This painting seminar studio course represents a genuine introduction to critical theories that relate to the construction of meaning in visual culture. We will begin at the level of the “sign,” quickly studying the basics of semiotics, as well as theoretical movements inspired by semiotics: structuralism and poststructuralism. We will identify key concepts from influential thinkers of the modern and postmodern period crucial to both a theory of the sign as well as its usage as a cultural lens. Additionally, we will apply this awareness through a racial political lens. First, by reading Frantz Fanon and other seminal articles that reveal how white supremacy and colonialism has violently and continuously impacted non European, colonized, cultures and how that oppression structures our society. Our aim is to practice our burgeoning epistemologies including CRT towards institutional and cultural critique.

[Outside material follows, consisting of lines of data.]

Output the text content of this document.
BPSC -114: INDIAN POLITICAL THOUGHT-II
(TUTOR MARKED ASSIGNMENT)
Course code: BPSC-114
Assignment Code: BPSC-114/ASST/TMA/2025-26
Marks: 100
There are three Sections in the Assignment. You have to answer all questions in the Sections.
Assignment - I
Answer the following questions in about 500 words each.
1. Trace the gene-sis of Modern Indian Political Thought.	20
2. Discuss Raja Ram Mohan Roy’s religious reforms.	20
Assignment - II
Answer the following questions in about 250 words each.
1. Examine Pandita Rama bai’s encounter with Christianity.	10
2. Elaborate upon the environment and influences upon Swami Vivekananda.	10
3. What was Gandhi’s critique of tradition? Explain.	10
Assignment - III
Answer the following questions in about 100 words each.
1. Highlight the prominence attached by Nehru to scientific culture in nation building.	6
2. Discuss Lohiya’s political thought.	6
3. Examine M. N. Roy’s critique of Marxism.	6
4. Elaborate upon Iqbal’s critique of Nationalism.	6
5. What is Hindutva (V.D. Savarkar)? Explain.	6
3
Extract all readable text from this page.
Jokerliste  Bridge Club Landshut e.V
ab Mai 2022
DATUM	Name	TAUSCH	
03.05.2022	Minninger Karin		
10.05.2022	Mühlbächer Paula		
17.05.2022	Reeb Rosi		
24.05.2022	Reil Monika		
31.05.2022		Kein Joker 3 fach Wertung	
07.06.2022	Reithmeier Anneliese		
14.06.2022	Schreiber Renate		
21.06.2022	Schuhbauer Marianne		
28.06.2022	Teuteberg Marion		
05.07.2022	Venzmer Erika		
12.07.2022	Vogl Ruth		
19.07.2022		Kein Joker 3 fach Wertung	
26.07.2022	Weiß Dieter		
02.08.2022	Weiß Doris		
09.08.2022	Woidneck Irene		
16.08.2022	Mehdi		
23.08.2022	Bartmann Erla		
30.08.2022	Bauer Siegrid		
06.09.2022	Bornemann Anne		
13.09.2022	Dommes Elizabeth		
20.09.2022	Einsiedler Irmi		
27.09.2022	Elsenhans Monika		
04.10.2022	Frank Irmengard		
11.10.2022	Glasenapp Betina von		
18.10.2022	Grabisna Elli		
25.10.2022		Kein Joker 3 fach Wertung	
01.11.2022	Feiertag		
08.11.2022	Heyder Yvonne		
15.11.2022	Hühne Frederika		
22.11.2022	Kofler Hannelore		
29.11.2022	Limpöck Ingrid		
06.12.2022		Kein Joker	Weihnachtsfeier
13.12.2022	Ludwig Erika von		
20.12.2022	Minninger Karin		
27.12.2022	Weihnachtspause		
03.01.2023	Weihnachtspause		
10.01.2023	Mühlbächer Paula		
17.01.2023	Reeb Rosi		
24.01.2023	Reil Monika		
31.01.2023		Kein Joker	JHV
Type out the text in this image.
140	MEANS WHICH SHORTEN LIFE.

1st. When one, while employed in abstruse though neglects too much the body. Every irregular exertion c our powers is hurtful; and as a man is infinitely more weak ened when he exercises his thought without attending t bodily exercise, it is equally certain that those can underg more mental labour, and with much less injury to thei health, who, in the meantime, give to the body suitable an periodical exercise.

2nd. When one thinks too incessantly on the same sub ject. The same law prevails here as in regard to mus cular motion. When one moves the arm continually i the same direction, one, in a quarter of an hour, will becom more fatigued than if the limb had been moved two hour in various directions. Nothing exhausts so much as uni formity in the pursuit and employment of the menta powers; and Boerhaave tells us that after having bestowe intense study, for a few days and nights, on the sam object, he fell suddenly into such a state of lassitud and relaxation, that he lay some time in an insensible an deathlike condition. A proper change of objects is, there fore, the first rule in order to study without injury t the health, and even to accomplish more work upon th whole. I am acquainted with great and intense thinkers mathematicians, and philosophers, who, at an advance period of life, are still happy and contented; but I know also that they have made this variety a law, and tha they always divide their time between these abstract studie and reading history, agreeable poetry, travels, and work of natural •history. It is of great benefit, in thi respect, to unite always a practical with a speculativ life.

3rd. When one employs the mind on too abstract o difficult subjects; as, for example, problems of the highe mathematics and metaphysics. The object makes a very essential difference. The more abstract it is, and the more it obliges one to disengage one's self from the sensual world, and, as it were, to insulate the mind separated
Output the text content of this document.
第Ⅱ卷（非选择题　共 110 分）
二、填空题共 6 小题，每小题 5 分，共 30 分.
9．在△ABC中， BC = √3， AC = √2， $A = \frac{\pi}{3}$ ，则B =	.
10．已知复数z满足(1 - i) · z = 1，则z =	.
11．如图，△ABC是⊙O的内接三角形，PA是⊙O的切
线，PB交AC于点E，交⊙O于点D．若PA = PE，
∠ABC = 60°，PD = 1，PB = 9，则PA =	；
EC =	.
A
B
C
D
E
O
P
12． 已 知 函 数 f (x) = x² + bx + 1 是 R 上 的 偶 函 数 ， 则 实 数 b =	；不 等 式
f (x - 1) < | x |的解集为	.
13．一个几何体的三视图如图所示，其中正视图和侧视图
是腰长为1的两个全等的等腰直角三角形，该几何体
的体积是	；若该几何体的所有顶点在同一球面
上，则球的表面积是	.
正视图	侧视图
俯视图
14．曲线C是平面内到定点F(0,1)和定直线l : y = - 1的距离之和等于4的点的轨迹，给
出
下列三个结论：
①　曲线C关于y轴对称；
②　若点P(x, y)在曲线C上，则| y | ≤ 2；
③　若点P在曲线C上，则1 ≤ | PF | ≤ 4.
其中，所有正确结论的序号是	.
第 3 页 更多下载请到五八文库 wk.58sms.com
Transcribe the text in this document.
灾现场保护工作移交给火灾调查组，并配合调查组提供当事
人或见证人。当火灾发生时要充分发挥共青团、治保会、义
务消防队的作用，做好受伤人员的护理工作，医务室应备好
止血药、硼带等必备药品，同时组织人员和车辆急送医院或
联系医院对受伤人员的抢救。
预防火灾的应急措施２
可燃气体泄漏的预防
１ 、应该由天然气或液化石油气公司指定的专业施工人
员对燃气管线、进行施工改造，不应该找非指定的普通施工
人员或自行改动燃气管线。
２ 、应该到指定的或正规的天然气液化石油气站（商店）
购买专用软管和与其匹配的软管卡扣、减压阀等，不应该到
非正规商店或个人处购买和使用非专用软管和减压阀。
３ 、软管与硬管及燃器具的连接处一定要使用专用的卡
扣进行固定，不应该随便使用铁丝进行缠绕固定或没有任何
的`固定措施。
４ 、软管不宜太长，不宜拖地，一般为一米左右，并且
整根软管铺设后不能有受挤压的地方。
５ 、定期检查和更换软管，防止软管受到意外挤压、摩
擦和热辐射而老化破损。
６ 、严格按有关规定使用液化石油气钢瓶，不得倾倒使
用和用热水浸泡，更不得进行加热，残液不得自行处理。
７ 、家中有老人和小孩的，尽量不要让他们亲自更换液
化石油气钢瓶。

Furthermore, we will look deeply at white American folklore, cultural mythologies and origin stories with an aim to deconstruct the signs and signifying tropes of white supremacy, moves to innocence and privilege so that we may get at the sourcing and pathology of racism and colonialism.

Students will be able to develop a critical painting practice inspired by this research so we may meaningfully disrupt entrenched social hierarchies with new demystifying signifying concepts and vital revolutionary pictorial expression advancing painting as a social art practice. Overall strategies are situated in cultural critique and painting as a form of social activism. The goal is for visual artists (students) to shift into this paradigm therefore expanding the notion of art and art practice.